# Introduction:

Here we provide a tutorial making use of both the Dirchlet multinomial mixture model and the Poisson model. The objective here is perform topic modelling on a text file, in which each line in said file relates to one document. 

# Preamble

We install the package itself, and then the relevant classes:

In [2]:
pip install GPyM-TM==3.0.0

Collecting GPyM-TM==3.0.0
  Downloading https://files.pythonhosted.org/packages/da/88/0816826b5b6d2d9fbf4dfff6d6b9e963d85a5ec8dc8e09d5d2bb2381c347/GPyM_TM-3.0.0-py3-none-any.whl
Installing collected packages: GPyM-TM
  Found existing installation: GPyM-TM 1.3.7
    Uninstalling GPyM-TM-1.3.7:
      Successfully uninstalled GPyM-TM-1.3.7
Successfully installed GPyM-TM-3.0.0


Thus, having loaded the package we now extract the two classes available within the package.

In [3]:
from GPyM_TM import GSDMM
from GPyM_TM import GPM

### Data:

We now read in and load the relevant text file making use of one of the functions available in the package, **load_file**, which places the text file in the necessary format for the package. 

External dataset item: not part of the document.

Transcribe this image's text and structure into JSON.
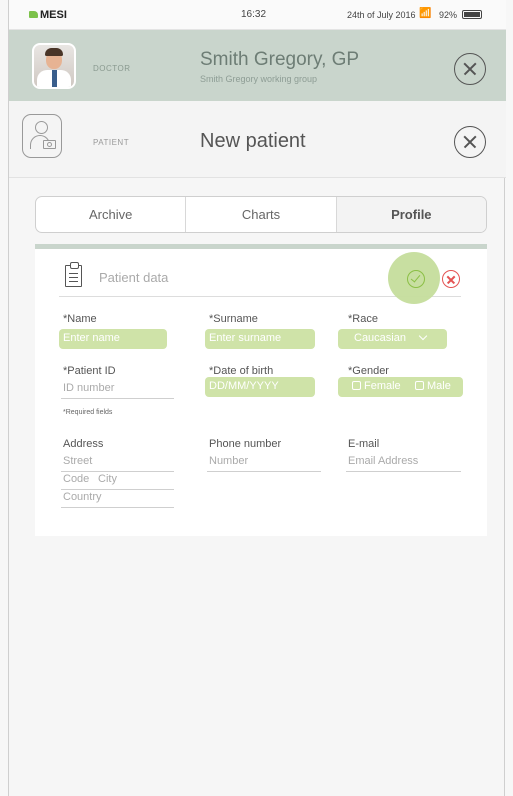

Loading the below allows us to import the text file directly from Google Drive, however this step is not necessary if your text file is stored locally. 

In [4]:
from google.colab import drive
drive.mount("/content/drive")

Drive already mounted at /content/drive; to attempt to forcibly remount, call drive.mount("/content/drive", force_remount=True).


Reading in the data:

In [5]:
name="toy_dataset_cleaned"
filename = ('/content/drive/My Drive/Internship/%s.txt' % name)   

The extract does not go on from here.